Part of the joy of modern day, digital imaging is the hours of fun you can have in the days, weeks, and months after the initial images were taken, in Photoshop or your favorite editing packaging. Mostly, this involves making corrections, removing particulates in the water (backscatter), and perhaps removing your fellow divers’ bubbles or limbs, or indeed, your fellow divers entirely. Conversion to monochrome tends to be rare, yet with some images it can work very well.
Capturing the color of the underwater world is, in most cases, a priority for underwater photographers; we don’t spend huge sums of money money on powerful flash guns for nothing after all. In some cases, though, there are some strong subjects that look really great in black and white.
In these first images I’ve chosen lionfish portraits for conversion. Having bold patterns, in this case with strong patterns between the stripes, allows you to tweak the settings to enhance that contrast and to emphasize those wonderful stripes. I used the red slider in Photoshop’s black and white conversion menu to make the red component darker. I also used the blue slider to significantly darken the background.
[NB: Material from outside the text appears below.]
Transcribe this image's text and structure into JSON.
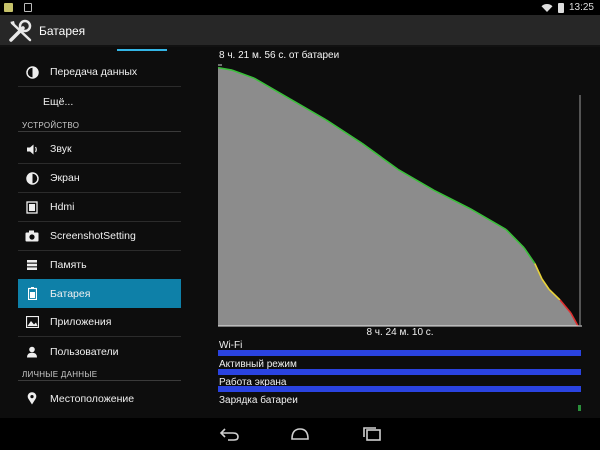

In this image of a scorpion fish, I’ve emphasized the contrast even more to bring out the pattern and texture even further. Perhaps one of the most obvious and well-known fish with a great deal of contrast are clowns.
I can imagine that this shot will divide opinion, but I do feel there is something pleasing about that bold slash of white that strikes through the center of the image. Tweaking the red and orange sliders will darken or lighten the clowns’ body color.